3. Based on our discussion of all-pass filters in lecture 6, one way to stabilize a discrete-time IIR filter is to reflect its poles that are outside the unit circle to be inside the unit circle. That is, for each pole p = r exp(j w) for which r > 1, change the pole to be pnew = (1/r) exp(j w). The magnitude response is preserved, but the phase response will change. (Note that poles on the unit circle remain unchanged, which means that filters with a repeated pole on the unit circle would remain unstable.) In the context of designing all-pass filters, poles are obtained by reflecting the zero locations inside the unit circle.
4. Decision regions for a constellation tell the receiver how to apply thresholds to a sampled output of the matched filter to decide which symbol (constellation point) was most likely sent.

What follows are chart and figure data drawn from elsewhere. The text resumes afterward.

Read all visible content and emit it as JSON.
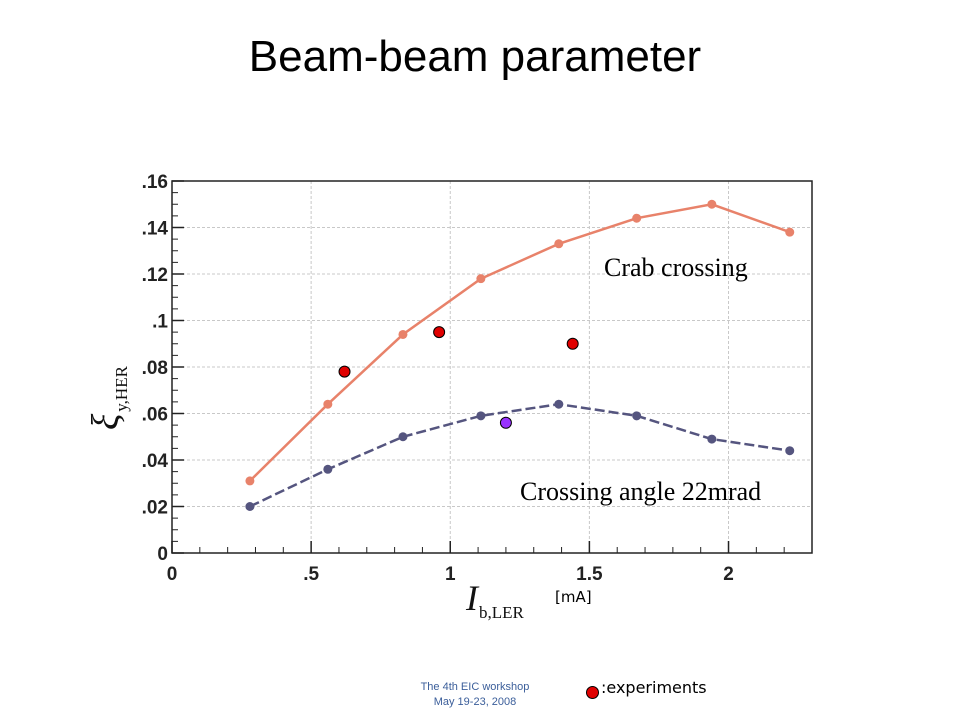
{
  "slide": {
    "title": "Beam-beam parameter",
    "footer_line1": "The 4th EIC workshop",
    "footer_line2": "May 19-23, 2008",
    "legend_label": ":experiments",
    "legend_color": "#e00000"
  },
  "chart_data": {
    "type": "line",
    "title": "",
    "xlabel": "I",
    "xlabel_sub": "b,LER",
    "xunit": "[mA]",
    "ylabel": "ξ",
    "ylabel_sub": "y,HER",
    "xlim": [
      0,
      2.3
    ],
    "ylim": [
      0,
      0.16
    ],
    "x_ticks": [
      0,
      0.5,
      1,
      1.5,
      2
    ],
    "x_tick_labels": [
      "0",
      ".5",
      "1",
      "1.5",
      "2"
    ],
    "y_ticks": [
      0,
      0.02,
      0.04,
      0.06,
      0.08,
      0.1,
      0.12,
      0.14,
      0.16
    ],
    "y_tick_labels": [
      "0",
      ".02",
      ".04",
      ".06",
      ".08",
      ".1",
      ".12",
      ".14",
      ".16"
    ],
    "grid": true,
    "series": [
      {
        "label": "Crab crossing",
        "color": "#e8826a",
        "style": "solid",
        "x": [
          0.28,
          0.56,
          0.83,
          1.11,
          1.39,
          1.67,
          1.94,
          2.22
        ],
        "y": [
          0.031,
          0.064,
          0.094,
          0.118,
          0.133,
          0.144,
          0.15,
          0.138
        ]
      },
      {
        "label": "Crossing angle 22mrad",
        "color": "#55557f",
        "style": "dashed",
        "x": [
          0.28,
          0.56,
          0.83,
          1.11,
          1.39,
          1.67,
          1.94,
          2.22
        ],
        "y": [
          0.02,
          0.036,
          0.05,
          0.059,
          0.064,
          0.059,
          0.049,
          0.044
        ]
      }
    ],
    "experiments": [
      {
        "x": 0.62,
        "y": 0.078,
        "color": "#e00000"
      },
      {
        "x": 0.96,
        "y": 0.095,
        "color": "#e00000"
      },
      {
        "x": 1.44,
        "y": 0.09,
        "color": "#e00000"
      },
      {
        "x": 1.2,
        "y": 0.056,
        "color": "#9933ff"
      }
    ]
  }
}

The decisions regions must cover the entire real line for PAM, and the entire plane for QAM.
5. On several midterm #2 exams, I had asked in the last part of problem 2.1 what the reads/s and writes/s were for pulse shaping by direct form and by filter bank.

   In order for an FIR filter of length N to compute one output sample, it has to

   • Read N filter coefficients
   • Read the current input value and the previous N-1 input values.
   • Write the current input value into a circular buffer
   • Write the new pointer to either the newest or oldest sample in the circular buffer
   • Write the result of the filtering operation on the output
   That gives 2N reads and 3 writes each time the filter executes.

   For the direct form, the FIR filter (pulse shaping filter) is of length L*Ng and runs at the sampling rate fs:

   • Reads/s: 2*L*Ng*fs
   • Writes/s: 3*fs
   For the filter bank, there are L polyphase FIR filters, and each polyphase filter has Ng coefficients. Each filter runs at the symbol rate fsym. The circular buffer of the current and previous Ng-1 input symbol amplitudes is shared among the polyphase filters, so there are only two writes at the symbol rate. Each filter has to write out its output at the symbol rate.
   • Reads/s: 2*L*Ng*fsym
   • Writes/s: 2*fsym + L*fsym
   The other operations are due to the upsampling in the direct form, and the commutator in the polyphase filter bank. The upsampler reads at the symbol rate and writes at the sampling rate. The commutator reads at the sampling rate and writes at the sampling rate.